California Professor Endorses Hamas, Hezbollah [on Bassam Frangieh]

Is the open endorsement of terrorism grounds for firing a college professor? A recent article in theClaremont Independent, a student-run newspaper at southern California’s Claremont McKenna College, raises this question. Professor of Arabic Bassam Frangieh, head of the Middle East Studies department at Claremont McKenna, has reportedly published, or been quoted making, the following statements:

In a May 26 2006 interview after the controversial election of Hamas in the Palestinian territories, Frangieh celebrated, saying that he “view[s] Hamas with great pleasure.""Hamas might be able to produce the beginning of salvation,” he told an interviewer. “I wonder what else would the Arabs have without Hamas and Hezbollah? Nothing. Except humiliation. I congratulate Hamas on its victory.”

During the summer 2006 war against Hezbollah in Lebanon, Frangieh signed a pro-Hezbollah, anti-Israel petition that condemned Israel as a “Zionist killing machine”. Among other things, the petition called for a worldwide boycott of Israeli academics and institutions.

In another essay Frangieh appears to openly advocate violent terrorism against “corrupt” Arab regimes:

Even if the best one hundred Arab poets loaded themselves with dynamite and exploded in the streets of Arab capitals, it would not be enough. For real change to come about, thousands of people will have to die; thousands must martyr themselves. It appears that only massive revolution will succeed in overturning the corrupt regimes of the Arab world. Only then can significant and radical change take place.

According to the Claremont Independent report, Frangieh is currently in charge of creating a new study-abroad program in the Middle East for Claremont students. One goal of the program is to help prepare students for diplomatic careers. But the man leading the program appears at least as interested in violence as he is in diplomacy.

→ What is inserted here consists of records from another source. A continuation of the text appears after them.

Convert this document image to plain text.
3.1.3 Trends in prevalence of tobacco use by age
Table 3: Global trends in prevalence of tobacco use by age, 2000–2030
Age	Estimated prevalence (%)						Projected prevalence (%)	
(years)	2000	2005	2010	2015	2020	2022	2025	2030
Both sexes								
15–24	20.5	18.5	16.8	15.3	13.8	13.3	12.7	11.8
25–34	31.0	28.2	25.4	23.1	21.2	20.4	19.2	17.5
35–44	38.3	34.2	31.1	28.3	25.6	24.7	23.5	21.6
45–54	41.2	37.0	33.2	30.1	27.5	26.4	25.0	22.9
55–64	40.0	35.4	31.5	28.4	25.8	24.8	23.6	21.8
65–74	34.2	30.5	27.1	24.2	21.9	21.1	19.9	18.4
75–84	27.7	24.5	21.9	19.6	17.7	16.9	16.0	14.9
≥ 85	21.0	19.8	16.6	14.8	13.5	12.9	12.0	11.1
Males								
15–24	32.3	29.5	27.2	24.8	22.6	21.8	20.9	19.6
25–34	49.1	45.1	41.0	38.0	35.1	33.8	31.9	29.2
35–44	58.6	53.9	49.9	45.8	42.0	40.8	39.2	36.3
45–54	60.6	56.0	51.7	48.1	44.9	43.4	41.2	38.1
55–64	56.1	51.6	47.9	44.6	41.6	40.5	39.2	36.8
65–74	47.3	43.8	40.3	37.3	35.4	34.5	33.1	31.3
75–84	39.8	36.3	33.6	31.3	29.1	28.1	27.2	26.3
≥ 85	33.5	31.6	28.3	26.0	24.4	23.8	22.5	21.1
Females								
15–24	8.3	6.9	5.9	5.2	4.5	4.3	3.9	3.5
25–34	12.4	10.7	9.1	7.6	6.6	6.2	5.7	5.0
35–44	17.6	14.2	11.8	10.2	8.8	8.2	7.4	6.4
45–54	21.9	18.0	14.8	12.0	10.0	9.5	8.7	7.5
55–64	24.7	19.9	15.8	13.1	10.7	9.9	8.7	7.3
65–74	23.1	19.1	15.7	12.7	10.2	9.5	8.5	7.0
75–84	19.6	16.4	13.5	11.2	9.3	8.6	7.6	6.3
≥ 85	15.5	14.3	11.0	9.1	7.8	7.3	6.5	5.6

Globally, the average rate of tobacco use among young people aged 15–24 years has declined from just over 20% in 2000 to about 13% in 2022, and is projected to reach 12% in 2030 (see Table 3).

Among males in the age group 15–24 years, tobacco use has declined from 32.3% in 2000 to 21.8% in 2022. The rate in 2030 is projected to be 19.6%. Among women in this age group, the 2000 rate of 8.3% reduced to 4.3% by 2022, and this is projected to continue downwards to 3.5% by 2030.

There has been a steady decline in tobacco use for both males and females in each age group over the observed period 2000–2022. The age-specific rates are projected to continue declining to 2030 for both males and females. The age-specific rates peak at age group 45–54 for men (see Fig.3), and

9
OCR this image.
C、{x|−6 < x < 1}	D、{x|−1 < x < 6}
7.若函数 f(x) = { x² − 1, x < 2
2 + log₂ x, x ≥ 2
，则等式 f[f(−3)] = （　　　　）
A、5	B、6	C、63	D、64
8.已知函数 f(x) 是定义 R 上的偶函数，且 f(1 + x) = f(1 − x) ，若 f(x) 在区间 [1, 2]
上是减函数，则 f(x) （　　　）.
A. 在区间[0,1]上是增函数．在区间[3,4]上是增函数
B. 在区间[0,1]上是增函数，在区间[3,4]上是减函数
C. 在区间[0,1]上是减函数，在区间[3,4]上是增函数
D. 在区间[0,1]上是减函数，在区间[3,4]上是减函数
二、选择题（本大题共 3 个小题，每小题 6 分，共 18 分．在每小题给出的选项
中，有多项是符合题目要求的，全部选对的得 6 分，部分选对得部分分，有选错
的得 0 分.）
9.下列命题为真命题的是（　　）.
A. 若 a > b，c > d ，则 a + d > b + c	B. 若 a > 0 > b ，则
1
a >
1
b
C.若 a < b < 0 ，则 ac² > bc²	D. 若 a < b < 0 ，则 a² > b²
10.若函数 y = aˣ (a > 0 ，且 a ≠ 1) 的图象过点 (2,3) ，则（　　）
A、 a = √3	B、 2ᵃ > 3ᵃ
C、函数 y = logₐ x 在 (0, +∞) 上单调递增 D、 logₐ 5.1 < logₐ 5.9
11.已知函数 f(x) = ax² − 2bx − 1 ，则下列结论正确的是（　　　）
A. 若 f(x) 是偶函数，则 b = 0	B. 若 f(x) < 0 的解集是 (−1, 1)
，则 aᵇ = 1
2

The radical quotes the Claremont Independent attributes to Frangieh were originally published in Arabic. As a result, they have previously been inaccessible to many of Frangieh’s academic colleagues, as well as the administrators who hired him. The Claremont Independent claims to have hired a professional translator to render the passages in English, and they provide a list of links to the original Arabic publications at the end of the article. The question is: Now that the full extent of Frangieh’s views on Israel and on terrorism are clear, will Claremont McKenna officials dismiss him? Will they even censure him?

Don’t hold your breath.

A certain fashionable disdain for Israel is common in liberal academic circles. And while there are clearly some limits to academic freedom in this country (for instance, openly calling for violence against gays or blacks would get any professor fired), those limits disappear whenever hatred is directed outside certain “protected” liberal special interest groups. There is generally much more tolerance for people, such as Frangieh, who sympathize with perpetrators of violence against Jews or Americans.

Frangieh doesn’t deserve to be teaching Claremont McKenna students. And I wonder how many of the school’s Jewishdonors, who have poured tens of millions of dollars into the school in recent years, will be pleased to see that their dollars are helping to fund the open endorsement of Hamas and Hezbollah?

Instead of such riches, it looks to me like we should all donate cardboard boxes to the college so Frangieh can pack up his office and hit the road.